A visit to a car workshop with a caravan and a Cadillac parked outside led to his work Trailer Trash.

His love of road trips led to another featuring a red Ford Falcon parked on a road in front of barren hills.

And a few drinks with mates led to his Daytime TV work.

”I set up the scenario but the viewers get to decide what’s going on: does it reflect something in their life experience? They tell a story but not the full story.”

That passion for setting up a scene led to some ”tediously” long processes to get a finished product, he said.

He recently waited three weeks for the right morning of light and stillness at Tomahawk Lagoon, going out every morning hoping for the right conditions to get his father’s dinghy, with a koru design attached to the side, reflected in the water.

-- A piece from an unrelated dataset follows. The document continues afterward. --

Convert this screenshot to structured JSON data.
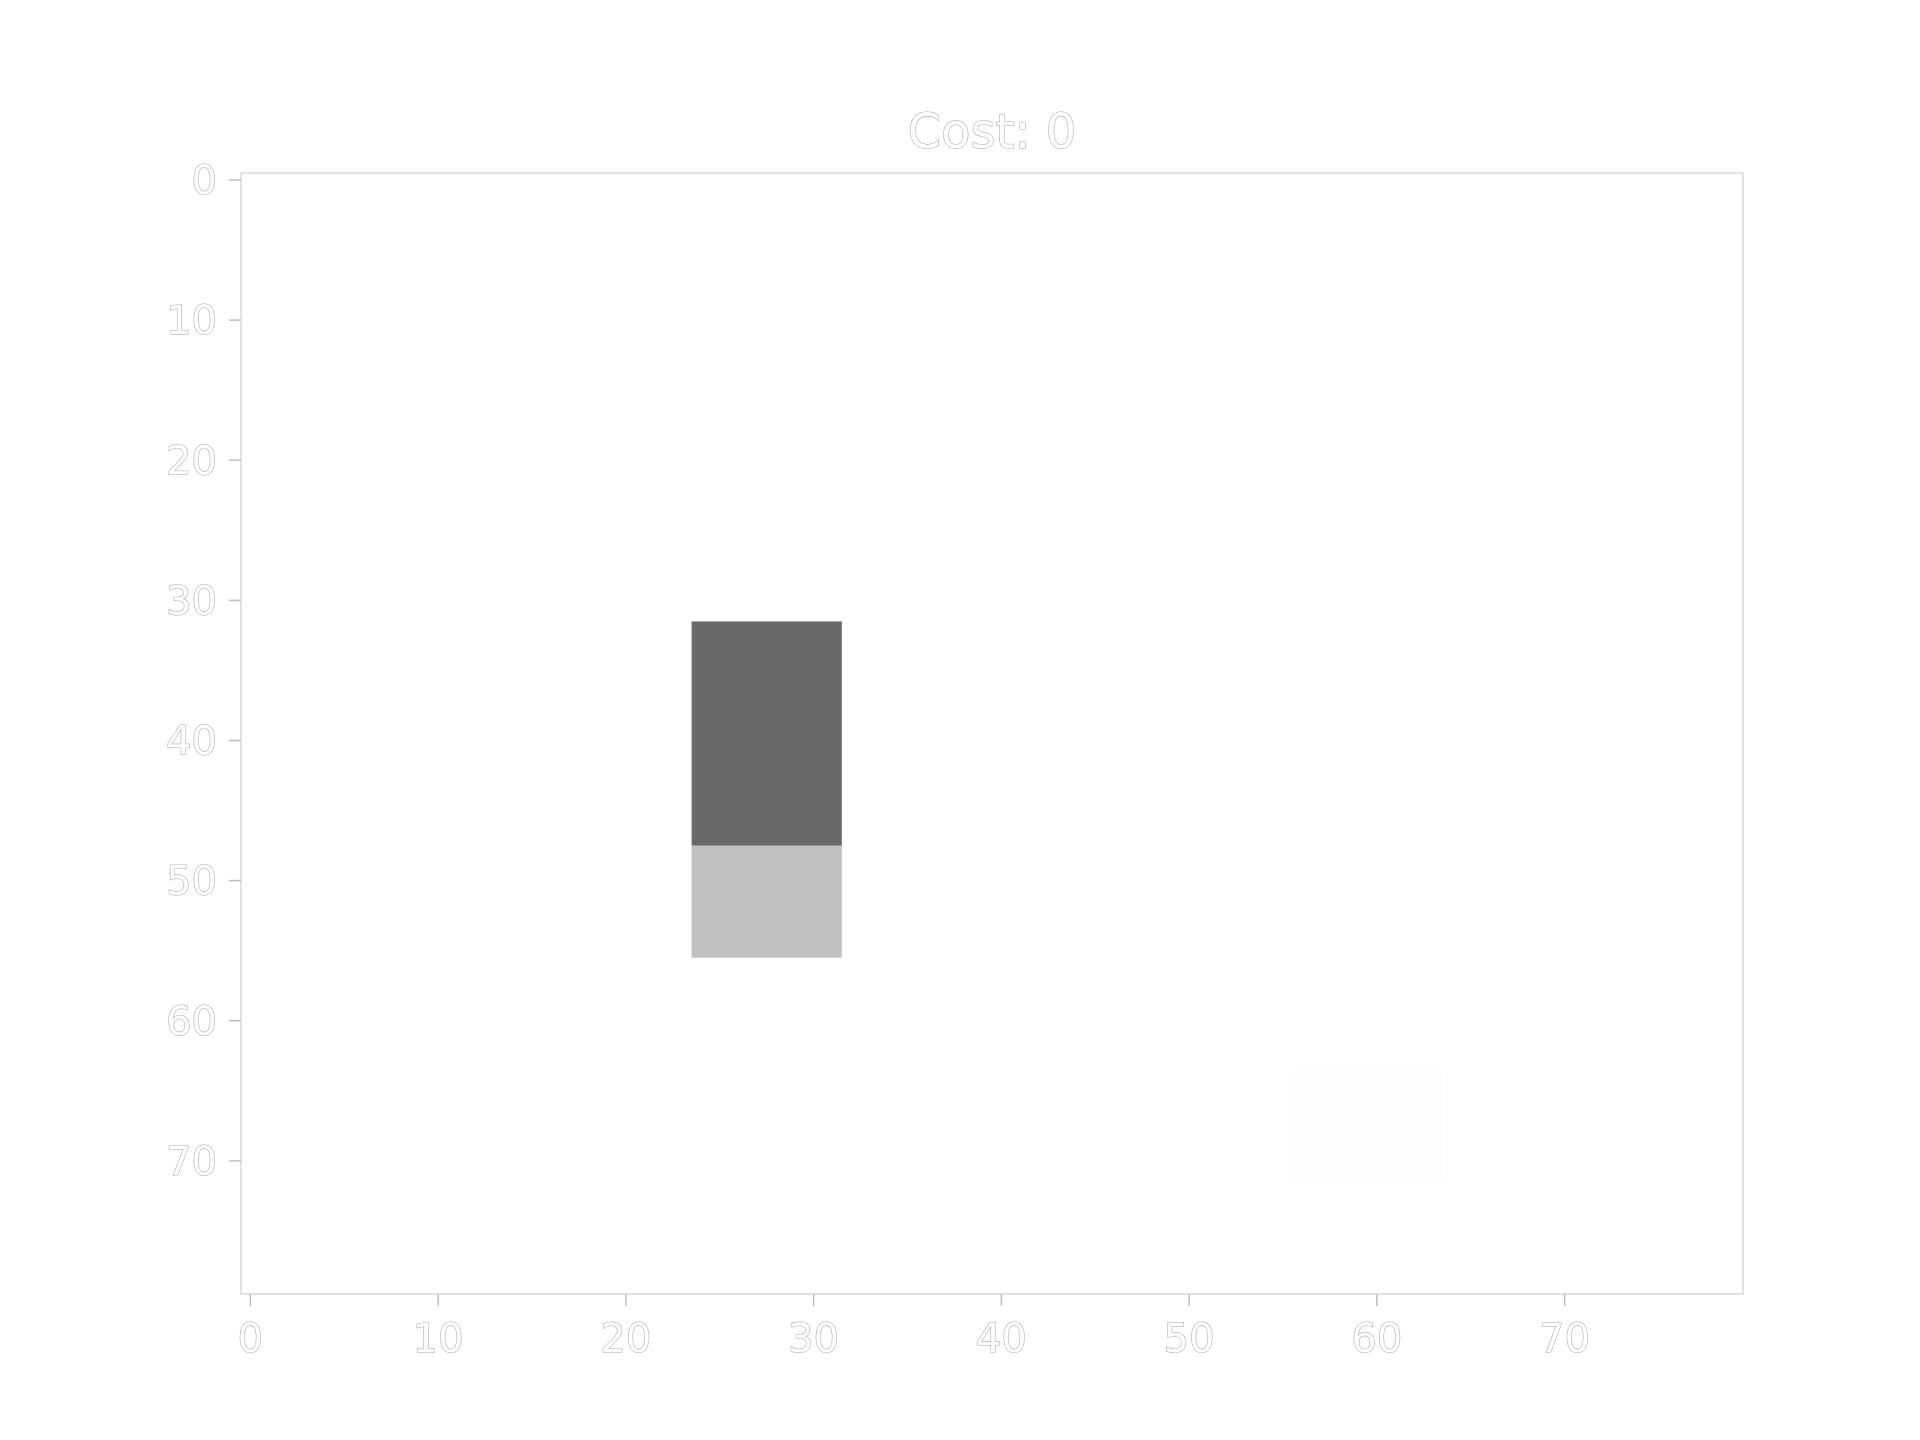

”It was absolutely perfect; I got nervous and shaky. It all happened at once. It was magic and I got exactly what I wanted. Then the mist crept over the lagoon. It wasn’t what I was looking for but I was there for four hours. It was pure magic. It evoked this tranquillity, stillness.”

However, he also enjoyed painting objects which reflected his signwriting past such as the ”Bubbles” bottles. Doug helped design many of the labels on Lane Thomson products in his day.

”It is a homage to back in the era of signwriting and screenprinting, when there were no computers.

”I grew up in the sign shop since I was a toddler. I like to incorporate a bit of signwriting into my work. It’s part of me; it’s where I come from.”

He was also branching out into some ”Americana”-type work featuring images evoking a hard life – guns, cigarettes and whiskey.